The most compelling divisional playoff matchup features the Saints and the 49ers. Two 13-3 teams, two division winners. One expected, the other a surprise. The game is fascinating and significant because it transcends this singular moment in the 2011 season. In a very real sense it reflects the evolution of NFL football over the last 3-4 decades.
1978 was the turning point. It was the year in which the rules were changed to encourage more passing, and more points. The quarterback became the focal point. Offense gradually shifted from a running foundation to a passing foundation. What we saw in 2011, with 3 quarterbacks throwing for more than 5000 yards in a single season, was merely the culmination of this transition. It is now accepted that the NFL is a passing league, driven by high level quarterbacks who routinely throw 35-40 times a game, and often more.
The Saints exemplify this line of thinking. It starts with Drew Brees, but the progression has advanced much further. It highlights multiple personnel packages and formations (unheard of 20-30 years ago), creative utilization of an athletic tight in the passing game (Don Coryell was the first to do that with Kellen Winslow in 1979) and quick tempo and no huddle offense regardless of game situation.
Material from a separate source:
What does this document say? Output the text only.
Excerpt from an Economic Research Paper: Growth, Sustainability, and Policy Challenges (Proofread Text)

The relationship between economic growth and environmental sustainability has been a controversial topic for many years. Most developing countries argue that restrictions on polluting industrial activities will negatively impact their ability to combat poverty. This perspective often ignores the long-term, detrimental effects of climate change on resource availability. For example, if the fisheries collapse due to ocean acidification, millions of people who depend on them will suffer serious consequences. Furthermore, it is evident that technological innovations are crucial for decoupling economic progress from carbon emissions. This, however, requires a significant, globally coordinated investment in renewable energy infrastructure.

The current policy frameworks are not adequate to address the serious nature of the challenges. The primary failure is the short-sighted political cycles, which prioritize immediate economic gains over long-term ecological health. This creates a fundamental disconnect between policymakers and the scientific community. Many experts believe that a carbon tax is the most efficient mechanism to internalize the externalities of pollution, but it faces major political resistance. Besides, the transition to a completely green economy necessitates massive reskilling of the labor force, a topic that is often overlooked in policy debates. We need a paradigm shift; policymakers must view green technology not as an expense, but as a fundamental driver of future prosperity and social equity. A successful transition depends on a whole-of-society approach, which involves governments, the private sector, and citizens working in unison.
It’s fast break football orchestrated by the most important player on the field, the quarterback.
This is now the acknowledged way to compete, and win championships in the NFL. Top quarterbacks playing consistently well. Weapons all over the field, attacking from different positions. A selective running game that eats up yards. The ability to score 40 any given game, no matter the quality of the opponent. The quarterback, and the offense, compensate for, and camouflage defensive inconsistencies. It’s a belief that offense now drives championship football in this new wave NFL.
Then there are the 49ers. Their model in 2011: old school football. The running game, defense, special teams, turnover ratio. They are physical, efficient and relentless. It’s directly out of the 1970’s guide to winning in the NFL. The 49ers ran the ball more than any team in the NFC. Frank Gore and Kendell Hunter totaled almost 400 rushes and 1700 yards. Defensively, they allowed the fewest rushing yards in the league, only 77 per game. Run the ball. Stop the run. Defense wins championships. Football platitudes as sturdy as any through the decades, and ones many still grasp very strongly.
The 2011 Alex Smith fit this model beautifully. He attempted the fewest overall passes of any quarterback who started 16 games. The 49ers profile, and its consistent week-to-week execution, did not demand Smith throw more. He threw just 5 interceptions. No starting quarterback had fewer. It was a major reason the 49ers led the league in turnover differential with +28. And turnover differential is always one of the most important contributors to winning games.
On the opposite end of the spectrum, Smith threw only 17 touchdown passes, the lowest number of any quarterback who started 16 games. (Brees led the NFL with 46). Even more telling in this era of passing was this statistic: Smith threw for less than 200 yards in 9 games. He was never asked, nor required based on game situation, to make throw-after-throw-after-throw to win. Smith was a puzzle piece on a complete team, and it can easily be argued that no coach did a better job than Jim Harbaugh balancing his offense, defense and special teams in a winning formula.
It’s why no game this weekend is more intriguing. It’s a battle for supremacy between the old and the new. The 1970s 49ers versus the new age Saints. One team built on enduring principles of football over many successful years, the other team prototypical of the changes that have evolved over time. One team with a complementary quarterback, the other with a lead quarterback. It’s a battle of history versus modernity for the right to play in the NFC Championship.